6ams
I'm getting used to 6ams. They don't hit me any less hard than before, but my mind has at least resigned to them. As a night owl, it's not a time I would willingly set an alarm for. And maybe an early start affects me more than most. However, no one ever had a child and didn't have to recalibrate their sleep schedule. Isa is now usually up at a merciful 8am, perfect timing as far as a baby's fickle circadian rhythms go. For the past few Saturdays, however, he's been up at around 6.
He doesn't cry or complain. He starts his wonderful chattering, which is just loud enough to insist no one is going back to sleep now. We're up. I get up, change him, dress him, and we begin playtime. Stories, songs, rough and tumble and more. Sometimes we sit at the window and watch the world slowly come alive. We see stamp brasseries lights come on and staff start making up their tables. You watch buses going north and south near empty at first. There is no hour of the day where a London bus is truly empty, but slowly filling as the sun commits to the day.

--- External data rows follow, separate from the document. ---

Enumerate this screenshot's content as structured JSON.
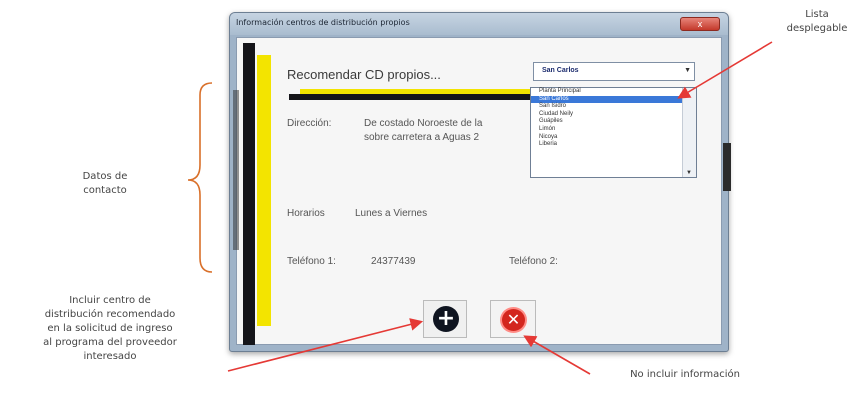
{
  "window": {
    "title": "Información centros de distribución propios",
    "close_label": "x"
  },
  "form": {
    "heading": "Recomendar CD propios...",
    "address_label": "Dirección:",
    "address_line1": "De costado Noroeste de la",
    "address_line2": "sobre carretera a Aguas 2",
    "hours_label": "Horarios",
    "hours_value": "Lunes a Viernes",
    "phone1_label": "Teléfono 1:",
    "phone1_value": "24377439",
    "phone2_label": "Teléfono 2:"
  },
  "dropdown": {
    "selected": "San Carlos",
    "options": [
      "Planta Principal",
      "San Carlos",
      "San Isidro",
      "Ciudad Neily",
      "Guápiles",
      "Limón",
      "Nicoya",
      "Liberia"
    ],
    "highlighted_index": 1,
    "highlight_color": "#3a78d8"
  },
  "buttons": {
    "add_symbol": "+",
    "no_symbol": "✕"
  },
  "annotations": {
    "lista": [
      "Lista",
      "desplegable"
    ],
    "datos": [
      "Datos de",
      "contacto"
    ],
    "incluir": [
      "Incluir centro de",
      "distribución recomendado",
      "en la solicitud de ingreso",
      "al programa del proveedor",
      "interesado"
    ],
    "no_incluir": "No incluir información"
  },
  "colors": {
    "accent_yellow": "#f3e400",
    "bar_black": "#15151a",
    "arrow_red": "#e53935",
    "bracket_orange": "#d9702a"
  }
}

By 8am, it's time for feeding and a nap, which leaves me just enough time to dress in sports gear, have a snack (a banana usually hits my system just in time to really sustain me, but avoid a stitch) and jog over to Finsbury Park. My Saturday morning privilege is running parkrun, a 5km sprint to kick off the weekend. Sometimes the timing doesn't work out like last week where he wasn't ready to nap and feed until near 9am, and I couldn't make it to the park in time. The problem is that by the time I reach the start line, I'm pretty tired. The wall of the 500-odd-strong crowd helps. In fact, I have to try not to get swept up in their enthusiasm. Park runners tend to launch hard and kick off with an overzealous first kilometer, which I've suffered from before. This is the wrong approach at Finsbury Park in particular, where you've got to save energy for the deceptive hill which opposes you on that last split.
Today, the sky was bright and overcast, and the air was flecked with moisture, a gentle mist. At first, this wet weather felt inclement, oppressive even. But as my body began to warm, muscles settling into rhythmic output, it felt cooling and awakening. I crossed the finish line in a time close to my PB, having managed the hills better than ever and meaningfully changed for me.
I've observed that these hills do not do to me: I'll be happily running, my heart rate stable, gently creeping up to about 160 beats a minute... and then I'll reach the first hill. My heart will kick into overdrive and never come down from 180 beats per minute. I should really do hill sprints, but my running training is very oriented toward routes I enjoy running, or have easy access to. I often have to stop at some point on the hill, but today, I didn't at all. I kept up a good pace and continued it at the top, though my heart rate elevated as usual (maybe just out of habit). I really went for it in that last kilometer and crossed the finish line tired, but satisfied.